А эта женщина — чудо. Его чудо. Она не покинула его там, на горе. Не покидала с того самого момента, как привезла его домой. Она не покинула его, несмотря на свое желание уйти, а сейчас шанса у нее нет, потому что он позаботится, чтобы такого шанса у нее не было никогда.
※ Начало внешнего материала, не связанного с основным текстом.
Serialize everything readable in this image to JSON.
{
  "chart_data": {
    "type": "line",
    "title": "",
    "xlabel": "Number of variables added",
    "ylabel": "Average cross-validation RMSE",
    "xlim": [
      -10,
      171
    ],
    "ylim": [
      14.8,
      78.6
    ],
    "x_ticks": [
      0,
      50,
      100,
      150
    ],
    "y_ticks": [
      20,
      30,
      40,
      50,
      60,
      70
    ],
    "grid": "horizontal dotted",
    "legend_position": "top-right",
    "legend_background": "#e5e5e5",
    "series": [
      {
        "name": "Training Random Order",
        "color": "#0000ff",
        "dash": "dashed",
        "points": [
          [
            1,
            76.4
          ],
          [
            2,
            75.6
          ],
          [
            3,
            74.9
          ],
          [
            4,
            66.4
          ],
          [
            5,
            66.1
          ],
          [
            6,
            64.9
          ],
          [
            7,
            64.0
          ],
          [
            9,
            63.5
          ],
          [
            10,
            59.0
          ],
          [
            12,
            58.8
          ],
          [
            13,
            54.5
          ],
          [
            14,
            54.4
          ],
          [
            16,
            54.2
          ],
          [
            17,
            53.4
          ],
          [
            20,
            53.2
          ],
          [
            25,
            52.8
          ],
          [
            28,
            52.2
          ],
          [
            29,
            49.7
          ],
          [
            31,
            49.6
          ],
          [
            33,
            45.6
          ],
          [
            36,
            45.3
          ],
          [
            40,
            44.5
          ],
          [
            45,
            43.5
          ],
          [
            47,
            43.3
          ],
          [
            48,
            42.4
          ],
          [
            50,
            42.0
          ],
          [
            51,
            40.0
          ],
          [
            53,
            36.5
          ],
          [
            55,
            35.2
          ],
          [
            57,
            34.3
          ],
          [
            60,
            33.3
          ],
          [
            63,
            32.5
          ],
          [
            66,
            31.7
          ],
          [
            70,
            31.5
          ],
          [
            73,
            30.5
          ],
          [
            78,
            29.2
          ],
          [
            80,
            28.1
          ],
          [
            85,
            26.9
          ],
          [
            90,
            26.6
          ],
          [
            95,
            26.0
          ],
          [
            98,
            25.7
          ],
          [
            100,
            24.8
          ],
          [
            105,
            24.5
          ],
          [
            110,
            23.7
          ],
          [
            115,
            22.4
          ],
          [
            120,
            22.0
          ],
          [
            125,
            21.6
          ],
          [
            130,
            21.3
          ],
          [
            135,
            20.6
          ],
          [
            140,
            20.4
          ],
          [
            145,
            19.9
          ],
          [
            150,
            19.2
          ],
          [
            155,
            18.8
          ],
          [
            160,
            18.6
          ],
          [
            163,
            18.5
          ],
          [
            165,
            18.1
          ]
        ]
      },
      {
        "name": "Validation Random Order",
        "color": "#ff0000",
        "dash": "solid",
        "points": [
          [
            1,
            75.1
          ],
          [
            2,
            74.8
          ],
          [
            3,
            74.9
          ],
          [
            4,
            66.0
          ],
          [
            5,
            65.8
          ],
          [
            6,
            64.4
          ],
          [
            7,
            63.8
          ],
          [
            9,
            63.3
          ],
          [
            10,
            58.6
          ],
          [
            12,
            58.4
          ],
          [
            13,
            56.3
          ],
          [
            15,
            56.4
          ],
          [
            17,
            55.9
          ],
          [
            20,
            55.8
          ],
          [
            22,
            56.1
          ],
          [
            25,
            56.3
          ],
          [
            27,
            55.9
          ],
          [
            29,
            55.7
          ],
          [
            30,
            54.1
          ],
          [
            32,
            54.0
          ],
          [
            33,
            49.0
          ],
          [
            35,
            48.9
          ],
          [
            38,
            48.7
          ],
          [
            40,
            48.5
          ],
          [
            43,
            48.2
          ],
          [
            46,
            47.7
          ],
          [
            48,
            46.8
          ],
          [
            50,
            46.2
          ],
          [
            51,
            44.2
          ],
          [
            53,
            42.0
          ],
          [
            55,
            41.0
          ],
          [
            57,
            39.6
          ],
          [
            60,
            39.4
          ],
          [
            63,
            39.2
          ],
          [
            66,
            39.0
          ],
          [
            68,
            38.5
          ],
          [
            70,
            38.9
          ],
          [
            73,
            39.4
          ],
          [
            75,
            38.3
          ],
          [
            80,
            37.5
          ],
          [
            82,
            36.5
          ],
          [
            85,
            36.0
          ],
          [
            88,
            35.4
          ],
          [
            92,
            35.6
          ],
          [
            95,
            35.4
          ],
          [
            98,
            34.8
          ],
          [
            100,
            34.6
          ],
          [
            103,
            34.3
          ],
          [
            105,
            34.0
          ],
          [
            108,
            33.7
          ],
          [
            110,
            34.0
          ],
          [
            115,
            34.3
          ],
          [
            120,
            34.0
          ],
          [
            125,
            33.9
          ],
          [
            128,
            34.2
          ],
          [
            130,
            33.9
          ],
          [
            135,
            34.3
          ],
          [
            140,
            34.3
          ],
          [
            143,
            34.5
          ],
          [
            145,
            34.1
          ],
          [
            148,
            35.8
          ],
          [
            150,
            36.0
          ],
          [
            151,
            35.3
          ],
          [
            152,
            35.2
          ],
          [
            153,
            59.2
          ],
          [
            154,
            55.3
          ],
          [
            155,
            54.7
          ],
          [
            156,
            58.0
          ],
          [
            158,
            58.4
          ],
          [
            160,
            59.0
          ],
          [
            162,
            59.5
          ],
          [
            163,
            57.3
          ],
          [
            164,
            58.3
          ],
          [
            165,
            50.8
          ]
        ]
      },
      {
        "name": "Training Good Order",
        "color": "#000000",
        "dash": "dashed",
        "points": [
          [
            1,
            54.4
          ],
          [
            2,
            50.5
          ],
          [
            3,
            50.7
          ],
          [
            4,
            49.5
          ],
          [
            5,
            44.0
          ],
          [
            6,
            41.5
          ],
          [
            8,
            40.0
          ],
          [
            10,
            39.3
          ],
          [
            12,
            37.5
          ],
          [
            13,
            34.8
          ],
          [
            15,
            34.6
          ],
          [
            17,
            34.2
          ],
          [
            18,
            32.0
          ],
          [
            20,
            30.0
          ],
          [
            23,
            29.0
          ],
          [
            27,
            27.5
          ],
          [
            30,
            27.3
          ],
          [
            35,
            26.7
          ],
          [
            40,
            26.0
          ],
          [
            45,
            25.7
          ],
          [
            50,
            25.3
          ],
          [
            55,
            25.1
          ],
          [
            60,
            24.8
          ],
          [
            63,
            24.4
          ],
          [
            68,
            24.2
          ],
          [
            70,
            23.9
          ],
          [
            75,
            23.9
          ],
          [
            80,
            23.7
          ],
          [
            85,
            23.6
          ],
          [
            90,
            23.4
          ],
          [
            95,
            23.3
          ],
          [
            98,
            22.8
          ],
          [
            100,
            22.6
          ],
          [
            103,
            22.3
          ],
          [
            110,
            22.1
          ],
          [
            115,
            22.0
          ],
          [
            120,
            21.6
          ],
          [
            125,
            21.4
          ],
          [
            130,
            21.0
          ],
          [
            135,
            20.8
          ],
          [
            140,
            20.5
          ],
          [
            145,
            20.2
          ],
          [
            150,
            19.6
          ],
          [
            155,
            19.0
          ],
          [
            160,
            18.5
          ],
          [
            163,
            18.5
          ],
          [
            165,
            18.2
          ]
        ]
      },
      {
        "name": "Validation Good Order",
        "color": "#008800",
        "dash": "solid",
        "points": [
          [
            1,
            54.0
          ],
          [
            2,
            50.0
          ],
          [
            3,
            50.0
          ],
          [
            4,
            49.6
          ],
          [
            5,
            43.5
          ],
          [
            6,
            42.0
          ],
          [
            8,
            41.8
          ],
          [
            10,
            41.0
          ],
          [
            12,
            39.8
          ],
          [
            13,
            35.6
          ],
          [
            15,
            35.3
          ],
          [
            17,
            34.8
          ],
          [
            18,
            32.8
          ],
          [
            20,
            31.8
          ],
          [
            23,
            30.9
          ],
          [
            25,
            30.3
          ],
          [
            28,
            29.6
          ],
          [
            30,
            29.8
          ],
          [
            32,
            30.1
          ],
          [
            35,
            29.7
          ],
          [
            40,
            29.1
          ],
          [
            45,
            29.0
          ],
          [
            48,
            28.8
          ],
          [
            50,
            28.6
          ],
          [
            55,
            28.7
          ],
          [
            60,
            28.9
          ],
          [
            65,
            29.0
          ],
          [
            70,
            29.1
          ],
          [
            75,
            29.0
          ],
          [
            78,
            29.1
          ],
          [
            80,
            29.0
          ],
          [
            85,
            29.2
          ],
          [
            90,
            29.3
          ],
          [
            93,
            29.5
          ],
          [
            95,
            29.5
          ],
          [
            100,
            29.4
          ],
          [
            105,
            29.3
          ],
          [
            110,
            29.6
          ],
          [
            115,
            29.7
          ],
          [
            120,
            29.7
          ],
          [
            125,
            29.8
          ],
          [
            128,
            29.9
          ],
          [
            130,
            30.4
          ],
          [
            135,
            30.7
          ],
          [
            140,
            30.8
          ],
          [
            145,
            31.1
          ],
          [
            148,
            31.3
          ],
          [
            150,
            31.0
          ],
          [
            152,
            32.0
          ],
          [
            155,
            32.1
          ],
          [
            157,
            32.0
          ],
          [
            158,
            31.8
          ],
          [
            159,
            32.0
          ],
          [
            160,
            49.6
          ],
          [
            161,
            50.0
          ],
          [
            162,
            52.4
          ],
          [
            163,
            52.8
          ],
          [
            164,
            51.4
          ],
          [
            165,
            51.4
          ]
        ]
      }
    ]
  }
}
Она — его жена. Она носит его ребенка.

Ничто больше не будет прежним.

Леонидас терзал ей губы, а когда у нее начали вырываться негромкие стоны, он поднял ее и осторожно опустил на толстый ковер перед камином. За каминной решеткой потрескивал огонь.

На этот раз Леонидас был намерен действовать медленно, не торопиться. Он изучит ее досконально. Эту женщину, которая согласилась быть его правой рукой, когда с легкостью могла бы оставить его справляться самому. Эту женщину, которая была не только женой, ждавшей его и носившей черное, но и матерью его ребенка.

Этот ребенок не будет воспитываться так, как он, жестоким отцом и эгоистичной матерью. Из него не будут побоями делать нужного им наследника Бетанкуров.

Он готов умереть — уже по-настоящему, — но этого не допустить.

Но сначала он намерен сокрушить Сьюсан и возродить вновь, пока сама мысль уйти от него не вызовет у нее слезы.

А затем он будет овладевать ею бесчисленное количество раз, столько, сколько понадобится, чтобы утолить свою жажду.

Он медлил и ликовал. Здесь нет ни колючей проволоки, нет охранников с оружием в руках и нет видеокамер на стенах.

Ничего и никого, только они двое.

Наконец.

Руки, губы Леонидаса касались ее повсюду, от пухлого рта до нежного изгиба ног. Ему не терпелось снять с нее бальное платье, которое она надела по его настоянию.

И он это сделал, чтобы поскорее добраться до восхитительных форм, которые ему снились с того дня в Айдахо. Неужели она еще больше обольстительна, чем рисовалась ему в воображении? Он улегся между ее ног, заключил в ладони ее грудь и облизал языком. Потом припал губами к животу — еще плоскому.

Вся она — сладкие сливки, возбуждающий женский запах ударял в голову.

Его поцелуи сделали свое: она — влажная от желания, она трепещет, вздрагивает, извивается. И лишь когда она выкрикнула его имя, и голос у нее прервался, Леонидас наконец погрузился полностью в ее лоно.

Она еле слышно охнула, и он на секунду замер. Потом она задвигалась под ним, раскрасневшаяся и прекрасная. Прекрасная до невероятности.

Она уже отдала ему то, что он хотел больше всего на свете. Себя.

И сейчас отдает снова.

Вокруг него всегда было столько Бетанкуров, что с трудом укладывалось в голове. Они одолевали его, постоянно плели интриги и вели роскошную, гламурную жизнь, которую им обеспечивал он, и все равно при первой же возможности, если бы смогли, подставили ему подножку. Они были везде, куда не бросишь взгляд. Они превратились в часть его жизни.

Семья сделала его жестокосердным человеком, который ничего не чувствует, с пустотой в душе.

Но Сьюсан, ненавидевшая их не меньше, чем он, и не желавшая иметь никаких дел с его родственниками, не отталкивала его из-за этого. Наоборот. Она — единственный человек, кто относился к нему так, как если бы он не отличался от других людей, не Бетанкуров.